This is not a "niche" blog. This is everything that makes me, me - or at least the bits I write down. There's no such thing as a "niche" person.

Thursday, March 24, 2011

Tired

A quick glance at some of the synonyms for "tired" reveals that there are lots of ways to say "I feel lacking in energy." I suspect it's a common human experience to be fatigued, worn out, whacked, flagging and bushed. It's certainly a common experience for me. I was reflecting the other day that I genuinely can't remember what it feels like to be refreshed, to feel not-weary. I wake up tired, spend the day in a state of tiredness and at some point in the evening am so tired that I can no longer do anything but go to bed. There isn't (I am fairly sure) any point of the day when, given some peace and a modicum of comfort, I couldn't easily fall asleep. I don't even need the peace and comfort - I've fallen asleep on a bus at 9 o'clock in the morning. So saying "I'm tired" doesn't really mean anything any more; it's as informative as "I'm breathing" or "I exist" - true, but generally able to be taken as read.
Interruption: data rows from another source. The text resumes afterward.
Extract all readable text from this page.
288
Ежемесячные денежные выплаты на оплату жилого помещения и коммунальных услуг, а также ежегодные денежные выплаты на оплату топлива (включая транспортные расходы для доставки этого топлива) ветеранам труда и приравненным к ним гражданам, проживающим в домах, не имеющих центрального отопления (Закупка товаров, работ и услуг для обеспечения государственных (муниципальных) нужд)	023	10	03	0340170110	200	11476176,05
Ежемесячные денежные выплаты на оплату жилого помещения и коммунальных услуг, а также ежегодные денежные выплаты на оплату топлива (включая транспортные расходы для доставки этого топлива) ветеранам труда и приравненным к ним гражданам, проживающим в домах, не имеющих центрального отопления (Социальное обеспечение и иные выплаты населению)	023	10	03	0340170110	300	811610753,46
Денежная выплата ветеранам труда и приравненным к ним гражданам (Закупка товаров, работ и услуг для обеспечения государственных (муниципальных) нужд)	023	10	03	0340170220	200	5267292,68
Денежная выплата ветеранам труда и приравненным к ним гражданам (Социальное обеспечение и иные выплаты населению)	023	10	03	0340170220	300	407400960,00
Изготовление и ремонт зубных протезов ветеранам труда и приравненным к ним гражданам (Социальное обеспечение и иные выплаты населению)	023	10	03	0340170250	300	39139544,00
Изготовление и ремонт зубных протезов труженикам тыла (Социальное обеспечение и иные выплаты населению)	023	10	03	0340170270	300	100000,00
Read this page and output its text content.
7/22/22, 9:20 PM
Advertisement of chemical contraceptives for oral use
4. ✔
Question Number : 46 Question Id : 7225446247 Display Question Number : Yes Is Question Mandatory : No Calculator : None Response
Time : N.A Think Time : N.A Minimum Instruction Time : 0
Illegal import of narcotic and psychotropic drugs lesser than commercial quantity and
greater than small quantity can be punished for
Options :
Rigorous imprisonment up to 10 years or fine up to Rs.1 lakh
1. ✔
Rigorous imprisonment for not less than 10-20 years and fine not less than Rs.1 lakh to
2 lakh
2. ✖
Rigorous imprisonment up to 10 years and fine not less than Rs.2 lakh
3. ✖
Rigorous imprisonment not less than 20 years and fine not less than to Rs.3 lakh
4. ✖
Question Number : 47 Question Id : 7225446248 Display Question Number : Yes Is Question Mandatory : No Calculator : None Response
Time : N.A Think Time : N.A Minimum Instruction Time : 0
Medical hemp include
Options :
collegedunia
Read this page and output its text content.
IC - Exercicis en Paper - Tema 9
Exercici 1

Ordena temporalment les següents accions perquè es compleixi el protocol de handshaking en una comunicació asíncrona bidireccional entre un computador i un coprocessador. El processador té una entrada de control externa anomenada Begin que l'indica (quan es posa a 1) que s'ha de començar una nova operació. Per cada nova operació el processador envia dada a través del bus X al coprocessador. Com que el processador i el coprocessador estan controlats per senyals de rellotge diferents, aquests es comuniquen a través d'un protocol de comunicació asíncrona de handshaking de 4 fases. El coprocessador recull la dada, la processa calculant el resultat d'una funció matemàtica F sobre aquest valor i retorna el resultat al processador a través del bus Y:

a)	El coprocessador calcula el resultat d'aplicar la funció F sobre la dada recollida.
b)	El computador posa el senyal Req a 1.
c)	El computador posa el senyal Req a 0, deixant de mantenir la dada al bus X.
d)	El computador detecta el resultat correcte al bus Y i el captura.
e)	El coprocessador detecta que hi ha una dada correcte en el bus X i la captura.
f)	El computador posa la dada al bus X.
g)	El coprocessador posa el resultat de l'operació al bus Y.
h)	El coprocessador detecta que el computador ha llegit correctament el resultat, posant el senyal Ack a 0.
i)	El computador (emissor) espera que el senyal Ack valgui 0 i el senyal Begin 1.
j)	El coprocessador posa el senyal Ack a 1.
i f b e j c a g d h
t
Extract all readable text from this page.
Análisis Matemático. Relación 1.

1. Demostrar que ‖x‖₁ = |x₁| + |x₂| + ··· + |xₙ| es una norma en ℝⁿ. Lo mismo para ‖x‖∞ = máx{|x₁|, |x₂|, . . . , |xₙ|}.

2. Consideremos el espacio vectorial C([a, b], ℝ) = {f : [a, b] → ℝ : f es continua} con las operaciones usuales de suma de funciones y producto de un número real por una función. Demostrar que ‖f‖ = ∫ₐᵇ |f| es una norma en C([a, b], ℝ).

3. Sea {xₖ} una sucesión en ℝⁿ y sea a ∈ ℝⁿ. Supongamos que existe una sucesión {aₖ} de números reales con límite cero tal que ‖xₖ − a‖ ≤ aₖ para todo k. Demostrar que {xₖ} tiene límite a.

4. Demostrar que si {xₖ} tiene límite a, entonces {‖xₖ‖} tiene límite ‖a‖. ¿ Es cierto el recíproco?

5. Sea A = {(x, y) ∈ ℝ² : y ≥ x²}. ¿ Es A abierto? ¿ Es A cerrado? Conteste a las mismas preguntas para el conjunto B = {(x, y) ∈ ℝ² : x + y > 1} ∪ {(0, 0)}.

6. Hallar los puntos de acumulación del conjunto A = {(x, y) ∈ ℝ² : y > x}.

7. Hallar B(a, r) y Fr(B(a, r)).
So when, as last night, I'm woken up at 2am by a vomiting child, how do I choose an appropriate synonym to describe my state at 10pm the following evening? I'm not sure that there's a single word or simple phrase that conveys the sensation of my head being both light and heavy, of my synapses being cotton-wool-balled to slowness; the effort of will to lift each leaden leg in turn up the stairs; eyes that burn until I close them and then burn until I open them; the disquiet of a noise that I can't hear distractingly invading my middle ear. Which word can convey the sense that there is so much to do, so much that will not be done, that tomorrow lurks only a few hours away with its own cargo of deeds and requirements and that sleep, sleep, no matter if it be brief or deep, will not, cannot hope to be enough?